To Ms. Wynstra, East High chem teacher, for making the study of science as rich and informative as any non fiction text, and for letting me pursue mad chem experiments during my prep periods to see whether my alchemy would yield any great new research results (Nope). In the early 1980s, science classrooms weren’t always a friendly place for girls, but her classroom was gender-fair. Thanks, too, for teaching compassion and kindness along with the periodic tables.

To Jean Wylie and Helen Rickard, who spent Sunday after Sunday at State Street Baptist Church in the spiritual instruction of children in my church. My moral and spiritual compass owes its crafting to you, and to the examples you lived in putting your beliefs into small actions of the commonplace and the everyday.

To Joan Schmelzle, who created a dynasty of journalism at East. I wouldn’t be a journalism teacher now without the four years of Highlights and Argus with Schmelz. (And I’m sorry that I was one of the best forgers of your signature for hall passes — after 35 years, time to cleanse my soul.)

To Jigna Desai, who lit my brain on fire in a “Third World Literature” class at Minnesota — and I was in my thirties by then — by making me SEE the world differently in terms of race, class, sexuality, gender, and identity. Thanks for leaving the world of astrophysics at MIT to become a professor of English.

And to the “teachers of teachers”:

To Gabriele Hromatka, Hanni Braidt, Heidi Roessler, my “holy trinity” of Viennese mentor teachers in the 1980s who were the best of the best. You ladies changed my life’s intended career path through incandescent examples and zeal in your teaching and your intellectual practice — thanks for the mentorship and deep friendships, Thanks, too,  for an additional lesson that took me getting into my 40s to understand: that seasoned career teachers need to “bring along” the next generation of teachers, too, and must REACH OUT a hand first, and be there. They saw talent in the 20-somethings, and mentored it, with generosity and patience. That is its own lesson, and one which I am not nearly as good at living as the three of you.

To Kay Sabin and Pat Lickteig Senjem, my CFHS mentors. Pat, thanks for so much.
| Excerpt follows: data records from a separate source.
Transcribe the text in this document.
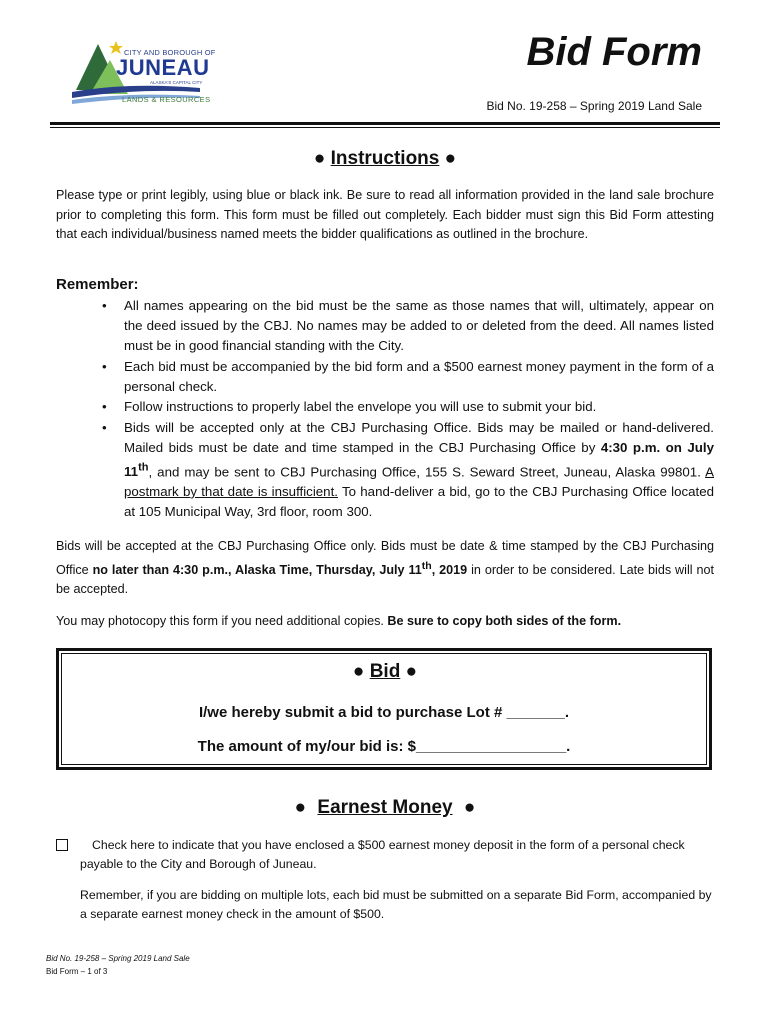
CITY AND BOROUGH OF
JUNEAU
ALASKA'S CAPITAL CITY
LANDS & RESOURCES
Bid Form
Bid No. 19-258 – Spring 2019 Land Sale
● Instructions ●
Please type or print legibly, using blue or black ink. Be sure to read all information provided in the land sale brochure prior to completing this form. This form must be filled out completely. Each bidder must sign this Bid Form attesting that each individual/business named meets the bidder qualifications as outlined in the brochure.
Remember:
• All names appearing on the bid must be the same as those names that will, ultimately, appear on the deed issued by the CBJ. No names may be added to or deleted from the deed. All names listed must be in good financial standing with the City.
• Each bid must be accompanied by the bid form and a $500 earnest money payment in the form of a personal check.
• Follow instructions to properly label the envelope you will use to submit your bid.
• Bids will be accepted only at the CBJ Purchasing Office. Bids may be mailed or hand-delivered. Mailed bids must be date and time stamped in the CBJ Purchasing Office by 4:30 p.m. on July 11th, and may be sent to CBJ Purchasing Office, 155 S. Seward Street, Juneau, Alaska 99801. A postmark by that date is insufficient. To hand-deliver a bid, go to the CBJ Purchasing Office located at 105 Municipal Way, 3rd floor, room 300.
Bids will be accepted at the CBJ Purchasing Office only. Bids must be date & time stamped by the CBJ Purchasing Office no later than 4:30 p.m., Alaska Time, Thursday, July 11th, 2019 in order to be considered. Late bids will not be accepted.
You may photocopy this form if you need additional copies. Be sure to copy both sides of the form.
● Bid ●
I/we hereby submit a bid to purchase Lot # _______.
The amount of my/our bid is: $__________________.
● Earnest Money ●
Check here to indicate that you have enclosed a $500 earnest money deposit in the form of a personal check payable to the City and Borough of Juneau.
Remember, if you are bidding on multiple lots, each bid must be submitted on a separate Bid Form, accompanied by a separate earnest money check in the amount of $500.
Bid No. 19-258 – Spring 2019 Land Sale
Bid Form – 1 of 3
Kay, you taught me that being a calm canoe is more important than being a buzzing motorboat. Thanks, too,  for jumping into the crazy schemes of this new teacher that led to scores of hours logged into airplanes and foreign wine gardens and walking “just a little bit further.”

To Julie Kalnin, who changed the core of the way in which I look at instruction and engagement within my classroom.
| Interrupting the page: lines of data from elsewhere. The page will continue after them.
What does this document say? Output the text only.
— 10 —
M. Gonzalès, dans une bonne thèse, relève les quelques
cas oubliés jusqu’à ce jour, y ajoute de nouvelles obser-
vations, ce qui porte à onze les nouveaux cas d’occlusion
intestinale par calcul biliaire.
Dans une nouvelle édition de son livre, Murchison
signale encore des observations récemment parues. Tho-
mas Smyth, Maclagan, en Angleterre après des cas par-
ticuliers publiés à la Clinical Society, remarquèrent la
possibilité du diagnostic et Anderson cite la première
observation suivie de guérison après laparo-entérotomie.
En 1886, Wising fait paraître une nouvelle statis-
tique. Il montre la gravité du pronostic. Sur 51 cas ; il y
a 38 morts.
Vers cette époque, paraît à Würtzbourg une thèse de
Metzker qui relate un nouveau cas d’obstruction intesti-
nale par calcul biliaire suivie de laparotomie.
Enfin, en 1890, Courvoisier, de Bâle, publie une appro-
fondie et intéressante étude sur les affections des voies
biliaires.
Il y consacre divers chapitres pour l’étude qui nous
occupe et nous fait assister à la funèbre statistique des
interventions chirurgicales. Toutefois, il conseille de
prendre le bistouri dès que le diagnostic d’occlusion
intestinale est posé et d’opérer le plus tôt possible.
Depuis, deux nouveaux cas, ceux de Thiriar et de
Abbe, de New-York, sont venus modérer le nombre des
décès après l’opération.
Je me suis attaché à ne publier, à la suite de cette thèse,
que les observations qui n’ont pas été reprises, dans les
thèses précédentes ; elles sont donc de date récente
And of course to my mother, Jane Austin, who taught thousands of students and hundreds of teachers in a half-century in teaching, and who has been a mentor teacher to me for decades. I apologize for my vigor in saying I would “never” become a teacher: thanks, Mom, for being kind enough in helping me once I did.

A deep grateful blessing to the many faces and names of teachers, mentors, and thinkers beyond this short list who shaped the map of an intellectual lifetime: thanks for keeping faith, even when I sometimes had lost it myself.